How will this relationship with Integrum help the freelancers who rely on ProCrewz?
Carzoli:
We can bolt on other work — like music and entertainment, festivals, conventions, and corporate events — and go to our people who are already on the ground and expand the universe of available work on a local basis. Hopefully, what ends up happening is, a lot of our people don’t have to get on an airplane anymore and fly to go to work. Instead, they can be home with their families and make an equal amount of living without ever being on an airplane.

We also can start using this for recruiting, training, and placement and as a way for us to fill that pipeline.

Kathy, what’s next now that the relationship has been established?
Reiland:
One of the things from our perspective in investing in any business is having that total alignment on the growth strategy and how we think about things. As Bob laid out, the theory is that we can take what has worked so well here and take it to these other markets. We are super excited to help where we can on that front.

There’s a very bold vision here for PPI, and PPI has been bold in its history. This next phase carries that through and now has, as Bob said, the capital wherewithal in addition to the intellectual-capital wherewithal so we can marry vision with true opportunity.

Bob, in some of these situations, the current customer base can get a little nervous about how growth impacts their needs and relationships. How are you assuaging those fears?
Carzoli:
There are two things. First, we’ve been open and transparent through the entire process, and Integrum spoke with a number of our customers ahead of the deal. We had honest and transparent conversations with our staff to assuage some of their issues and fears. We also paid out $20 million in bonuses to our employees and rewarded them for what they did for us.

For our customers, if there’s an issue, they can still pick up the phone and get me at 2 a.m., and the people they are dealing with will be the same. That’s really what people are going to care about.

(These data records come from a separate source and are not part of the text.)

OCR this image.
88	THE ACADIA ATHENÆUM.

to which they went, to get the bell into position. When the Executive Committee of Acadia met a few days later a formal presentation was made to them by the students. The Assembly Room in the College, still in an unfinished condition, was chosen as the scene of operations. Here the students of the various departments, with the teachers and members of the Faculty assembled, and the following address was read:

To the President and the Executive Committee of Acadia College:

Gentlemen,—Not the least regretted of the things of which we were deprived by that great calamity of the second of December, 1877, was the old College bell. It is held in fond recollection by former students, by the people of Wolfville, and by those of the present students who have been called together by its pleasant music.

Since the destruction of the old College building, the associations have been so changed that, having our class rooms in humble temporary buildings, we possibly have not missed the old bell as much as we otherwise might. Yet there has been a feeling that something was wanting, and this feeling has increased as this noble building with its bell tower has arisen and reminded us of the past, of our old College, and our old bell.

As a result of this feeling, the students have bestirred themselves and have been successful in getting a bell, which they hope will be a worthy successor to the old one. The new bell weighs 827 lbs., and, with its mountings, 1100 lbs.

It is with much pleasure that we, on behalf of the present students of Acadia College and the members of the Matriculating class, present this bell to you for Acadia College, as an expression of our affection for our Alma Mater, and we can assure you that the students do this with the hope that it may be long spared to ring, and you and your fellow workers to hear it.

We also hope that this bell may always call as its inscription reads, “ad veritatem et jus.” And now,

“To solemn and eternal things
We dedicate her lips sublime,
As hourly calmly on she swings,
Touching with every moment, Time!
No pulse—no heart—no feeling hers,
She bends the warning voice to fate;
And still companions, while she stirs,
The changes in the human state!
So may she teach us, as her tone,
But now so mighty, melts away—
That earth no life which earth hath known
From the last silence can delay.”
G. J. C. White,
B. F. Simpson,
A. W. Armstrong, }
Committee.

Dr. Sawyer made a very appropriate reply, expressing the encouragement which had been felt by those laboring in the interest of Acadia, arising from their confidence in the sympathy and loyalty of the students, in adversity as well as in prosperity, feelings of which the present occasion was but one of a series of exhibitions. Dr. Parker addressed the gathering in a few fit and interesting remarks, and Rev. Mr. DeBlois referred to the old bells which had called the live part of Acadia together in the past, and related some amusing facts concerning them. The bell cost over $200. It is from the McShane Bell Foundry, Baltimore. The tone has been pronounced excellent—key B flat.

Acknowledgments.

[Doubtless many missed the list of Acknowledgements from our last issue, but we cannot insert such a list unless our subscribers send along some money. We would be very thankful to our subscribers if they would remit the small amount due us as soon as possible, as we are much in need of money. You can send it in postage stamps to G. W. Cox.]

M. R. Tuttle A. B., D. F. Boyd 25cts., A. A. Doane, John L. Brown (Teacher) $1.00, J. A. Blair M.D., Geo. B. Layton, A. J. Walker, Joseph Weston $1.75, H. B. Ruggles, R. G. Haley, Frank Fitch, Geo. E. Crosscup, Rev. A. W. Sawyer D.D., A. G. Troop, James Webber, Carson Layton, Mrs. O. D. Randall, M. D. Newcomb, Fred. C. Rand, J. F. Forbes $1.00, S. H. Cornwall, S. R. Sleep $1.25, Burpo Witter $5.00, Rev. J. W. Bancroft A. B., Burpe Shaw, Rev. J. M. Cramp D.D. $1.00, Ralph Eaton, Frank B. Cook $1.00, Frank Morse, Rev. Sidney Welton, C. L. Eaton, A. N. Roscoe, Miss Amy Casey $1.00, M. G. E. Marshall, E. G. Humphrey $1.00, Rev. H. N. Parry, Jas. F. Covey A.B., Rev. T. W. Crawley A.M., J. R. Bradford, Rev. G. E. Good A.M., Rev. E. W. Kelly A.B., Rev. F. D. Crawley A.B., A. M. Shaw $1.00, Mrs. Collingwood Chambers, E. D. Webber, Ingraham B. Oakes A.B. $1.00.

At the end of the day, everyone — other than us — is going to forget about the acquisition.

For us, it’s just going to be, can we continue to deliver on the promises that we make to the people that we work for and the people that we work with? The results will be easy to track. Are our employees still happy? Are our union partners still happy? And are our customers happy? I have no doubt whatsoever that none of that’s going to change.

Reiland: When we had the opportunity to meet customers, they said that problem-solving is part of the DNA of PPI. One of them said PPI was like Advil. That stuck with us internally and speaks to who PPI is and the visceral connection with clients. That won’t change.

Jason Dachman contributed to this article. This interview has been edited for length and clarity.